By Michael Katz
Of all the reasons to record a live album, “Because we can” might not seem the most compelling until you consider the opportunity that manifested itself Tuesday night at Vitello’s, and then you would ask, “How could you not?” Start out with lifelong friends all gathered in town, add some of the top production people in the business willing to pitch in and top it off with the beautiful Steinway piano and ambiance of the upstairs room at Vitello’s. Not surprisingly, the result was a delicious stew of new tunes and original takes on the Miles Davis/Wayne Shorter oeuvre that has so influenced post-bop jazz.
Pianist Michael Wolff, trumpeter Mark Isham and drummer Mike Clark all had their roots in the Bay Area jazz scene of the late sixties. Their friendship has held up while their careers explored practically all of jazz’s tributaries. Wolff’s journey, perhaps the best chronicled, has included early gigs with Cal Tjader and Cannonball Adderly, his stint as music director for Nancy Wilson, his most famous role as the bandleader for Arsenio Hall and many recording dates as a combo leader.
The Nancy Wilson assignment teamed him with bassist John B. Williams, and the two have been friends and collaborators ever since. Isham has carved out a career as a first call film score composer and trumpeter in LA, whose lush tones can be heard memorably on A River Runs Through It, Nell, Crash and countless others. Mike Clark, operating mostly out of the New York jazz scene, has carved a niche in jazz funk, laying down the rhythms for Herbie Hancock’s Headhunters band while performing with everyone from Tony Bennett to Wayne Shorter.
On the production side is another Bay Area native Nic.Ten Broek, a lifelong friend and frequent producer for Wolff. A busy composer and arranger in his own right, Ten Broek pulled the date together, adding veteran sound mixer and engineer Dan Wallin, whose TV and film credits over forty years include Alias, The Incredibles, Ratatouille and Up.
Having heard Michael Wolff many times with trio or quartet with saxophones, the presence of Mark Isham is a new and distinctive sound. In many ways, Isham is a perfect player to explore the Davis/Shorter inspired material. His tone, whether on trumpet or flugelhorn, is simply gorgeous – he can introduce a theme with a feel that is reminiscent of Charles Lloyd on the tenor. This was particularly true on Shorter’s “Fall,” and Wolff’s original ballad “Conversation” in the second set. But the real delight is in hearing Isham stretch out, as he did on long melodic runs such as the middle portion of “Fall,” or on Clark’s original “Loft Funk,” where he really cut loose.
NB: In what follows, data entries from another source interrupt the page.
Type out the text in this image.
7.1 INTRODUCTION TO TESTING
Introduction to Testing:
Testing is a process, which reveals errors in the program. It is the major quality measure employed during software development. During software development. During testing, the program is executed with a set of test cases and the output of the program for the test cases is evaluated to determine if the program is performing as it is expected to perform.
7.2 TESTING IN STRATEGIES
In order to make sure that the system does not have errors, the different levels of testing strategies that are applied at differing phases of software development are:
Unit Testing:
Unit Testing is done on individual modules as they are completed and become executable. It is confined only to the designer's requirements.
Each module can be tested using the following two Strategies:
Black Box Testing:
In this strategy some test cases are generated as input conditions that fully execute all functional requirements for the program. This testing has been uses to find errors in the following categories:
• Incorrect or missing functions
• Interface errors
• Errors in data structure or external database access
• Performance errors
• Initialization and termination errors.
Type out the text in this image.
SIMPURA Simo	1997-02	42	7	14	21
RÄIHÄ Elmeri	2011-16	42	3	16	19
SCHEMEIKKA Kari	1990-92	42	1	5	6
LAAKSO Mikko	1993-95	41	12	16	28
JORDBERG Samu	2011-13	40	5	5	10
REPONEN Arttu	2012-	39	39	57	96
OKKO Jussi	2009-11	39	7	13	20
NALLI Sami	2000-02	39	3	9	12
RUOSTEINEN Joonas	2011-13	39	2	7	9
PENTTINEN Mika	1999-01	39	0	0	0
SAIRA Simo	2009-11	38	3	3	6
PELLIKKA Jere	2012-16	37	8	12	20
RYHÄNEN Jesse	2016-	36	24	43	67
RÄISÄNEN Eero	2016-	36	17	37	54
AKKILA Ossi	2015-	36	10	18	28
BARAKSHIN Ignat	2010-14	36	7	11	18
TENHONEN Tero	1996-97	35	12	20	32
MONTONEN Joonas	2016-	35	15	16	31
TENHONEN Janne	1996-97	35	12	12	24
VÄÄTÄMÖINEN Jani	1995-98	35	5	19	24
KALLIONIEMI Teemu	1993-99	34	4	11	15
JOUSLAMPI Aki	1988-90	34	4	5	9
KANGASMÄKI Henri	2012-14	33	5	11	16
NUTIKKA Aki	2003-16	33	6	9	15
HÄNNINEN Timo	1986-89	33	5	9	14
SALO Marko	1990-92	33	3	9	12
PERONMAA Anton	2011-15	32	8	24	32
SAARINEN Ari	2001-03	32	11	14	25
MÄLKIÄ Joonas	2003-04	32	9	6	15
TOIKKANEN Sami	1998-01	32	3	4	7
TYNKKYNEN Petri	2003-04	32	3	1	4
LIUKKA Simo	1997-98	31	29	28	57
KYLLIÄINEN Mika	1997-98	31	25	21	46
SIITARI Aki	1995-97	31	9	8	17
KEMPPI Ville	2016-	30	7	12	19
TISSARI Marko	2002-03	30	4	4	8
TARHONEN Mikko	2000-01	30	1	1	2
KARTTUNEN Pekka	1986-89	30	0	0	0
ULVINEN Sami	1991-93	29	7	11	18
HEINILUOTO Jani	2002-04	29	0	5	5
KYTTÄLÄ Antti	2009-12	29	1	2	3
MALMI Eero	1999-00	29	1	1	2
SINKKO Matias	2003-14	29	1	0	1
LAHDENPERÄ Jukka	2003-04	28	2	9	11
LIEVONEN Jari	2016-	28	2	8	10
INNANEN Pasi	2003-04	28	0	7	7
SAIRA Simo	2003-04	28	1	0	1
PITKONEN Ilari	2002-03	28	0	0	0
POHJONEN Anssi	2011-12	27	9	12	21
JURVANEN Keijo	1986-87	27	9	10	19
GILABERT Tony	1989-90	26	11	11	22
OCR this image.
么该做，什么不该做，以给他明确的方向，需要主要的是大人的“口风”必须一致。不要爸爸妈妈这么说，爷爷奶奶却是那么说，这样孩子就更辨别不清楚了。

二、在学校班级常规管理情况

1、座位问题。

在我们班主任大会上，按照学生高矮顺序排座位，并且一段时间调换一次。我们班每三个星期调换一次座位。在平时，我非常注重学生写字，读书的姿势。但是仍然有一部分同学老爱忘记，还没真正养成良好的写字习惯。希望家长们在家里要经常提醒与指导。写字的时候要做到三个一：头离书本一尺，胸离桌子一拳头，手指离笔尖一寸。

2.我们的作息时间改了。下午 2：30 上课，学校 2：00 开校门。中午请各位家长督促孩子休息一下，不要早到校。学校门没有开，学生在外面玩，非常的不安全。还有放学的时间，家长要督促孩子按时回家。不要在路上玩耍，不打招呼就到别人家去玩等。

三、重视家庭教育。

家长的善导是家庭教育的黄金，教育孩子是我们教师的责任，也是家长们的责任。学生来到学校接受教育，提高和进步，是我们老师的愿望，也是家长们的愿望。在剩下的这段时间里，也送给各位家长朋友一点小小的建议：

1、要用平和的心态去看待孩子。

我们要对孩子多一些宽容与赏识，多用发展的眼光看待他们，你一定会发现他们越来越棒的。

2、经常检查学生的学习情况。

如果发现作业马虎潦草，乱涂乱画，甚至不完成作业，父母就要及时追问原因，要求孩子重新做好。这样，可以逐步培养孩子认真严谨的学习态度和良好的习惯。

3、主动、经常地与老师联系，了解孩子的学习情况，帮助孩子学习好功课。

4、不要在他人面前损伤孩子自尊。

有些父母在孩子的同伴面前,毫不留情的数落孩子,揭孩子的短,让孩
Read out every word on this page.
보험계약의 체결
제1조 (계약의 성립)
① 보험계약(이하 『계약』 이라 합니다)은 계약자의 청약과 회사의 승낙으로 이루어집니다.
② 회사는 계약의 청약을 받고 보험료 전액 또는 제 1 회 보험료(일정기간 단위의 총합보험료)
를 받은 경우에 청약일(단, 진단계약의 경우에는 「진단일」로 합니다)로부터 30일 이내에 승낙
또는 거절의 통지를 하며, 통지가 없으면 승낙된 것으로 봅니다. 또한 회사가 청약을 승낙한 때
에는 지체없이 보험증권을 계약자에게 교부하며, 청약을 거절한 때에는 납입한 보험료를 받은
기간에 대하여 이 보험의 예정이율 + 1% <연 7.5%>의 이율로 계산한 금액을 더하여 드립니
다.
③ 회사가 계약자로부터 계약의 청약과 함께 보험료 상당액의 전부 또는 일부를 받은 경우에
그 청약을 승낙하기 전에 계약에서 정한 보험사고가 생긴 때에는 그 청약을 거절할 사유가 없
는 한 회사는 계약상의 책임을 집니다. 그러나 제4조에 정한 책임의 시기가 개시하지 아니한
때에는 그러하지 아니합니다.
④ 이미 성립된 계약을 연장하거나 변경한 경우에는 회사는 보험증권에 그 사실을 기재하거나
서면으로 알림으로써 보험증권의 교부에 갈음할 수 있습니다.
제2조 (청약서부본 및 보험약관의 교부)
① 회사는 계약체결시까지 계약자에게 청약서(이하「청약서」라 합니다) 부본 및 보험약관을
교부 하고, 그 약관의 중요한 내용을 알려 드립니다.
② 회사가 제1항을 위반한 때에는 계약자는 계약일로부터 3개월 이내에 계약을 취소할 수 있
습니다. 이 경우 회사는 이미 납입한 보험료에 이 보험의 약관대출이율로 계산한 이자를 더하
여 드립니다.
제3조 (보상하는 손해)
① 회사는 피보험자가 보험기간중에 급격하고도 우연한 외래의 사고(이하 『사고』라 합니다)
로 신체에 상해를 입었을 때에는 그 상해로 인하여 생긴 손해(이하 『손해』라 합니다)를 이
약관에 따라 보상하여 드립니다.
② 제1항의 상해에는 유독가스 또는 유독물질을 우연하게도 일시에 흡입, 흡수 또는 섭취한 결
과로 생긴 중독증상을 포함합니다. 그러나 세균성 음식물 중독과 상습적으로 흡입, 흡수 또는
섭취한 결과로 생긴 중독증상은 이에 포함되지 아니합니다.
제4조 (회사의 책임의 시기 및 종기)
One of Mike Wolff’s strengths is his ability to deconstruct familiar tunes, then piece them back together in collaboration with his band, especially John B. Williams, who can anticipate his every move. It’s no surprise that his style dovetails perfectly with the Shorter compositions, which invite the counter rhythms and harmonic meanderings that Wolff adds. You hear it in his own compositions such as “Lagniappe,” which opened the first set, establishing a simple theme which was picked up by Isham, then embellished by Wolff in a subtle call and response. Shorter’s “Pinocchio,” which closed the first set, was a similar example, with Wolf and Isham establishing the familiar line, then taking turns dancing around the melody, Clark and Williams driving the rhythm home.
The most visible effect of the sound engineering was the portable partition surrounding drummer Clark, put up for recording clarity. As an observer it has an odd effect on your musical consumption – you miss the visual cues, not to mention the acrobatics that are part of a live presentation, especially with an energetic performer like Clark. It’s an interesting phenomenon, especially given the opportunity between sets to here the recorded music through headphones, a purely aural experience.
A near capacity crowd filled Vitello’s for the first of the two-night recording session, and you can’t blame the folks on a Tuesday evening who only stayed for one set. But the group really took off after the break, starting with two Wolff originals, “Falling Down” and the aforementioned “Conversation.” What followed will pose a dilemma for Wolff and Ten Broek, trying to figure how to get this down to one CD. There was Shorter’s “Nefertiti,” introduced with dark, mysterious undertones on the Steinway, augmented by Williams’ sympathetic bass, followed by Isham’s explorations on the trumpet, Clark’s rhythms percolating from behind the screen. Then there was Joe Zawinul’s “In A Silent Way,” again with a haunting Wolff intro, Isham moving from trumpet to flugelhorn, the theme rumbling underneath while Clark and Williams kept an insistent flow, giving the number an organic feel, a creative pulse reined in just enough to maintain the tension.
There was another Wolff original, “Portraiture,” and then a closing, counter rhythmic treatment of “St. Thomas,” allowing all four players to end the evening in a delightfully funky Caribbean romp. Afterwards, producer Nic. Ten Broek told me they will try and put it all together in a week or two. They will have their work cut out for them; the result should be a prize for listeners.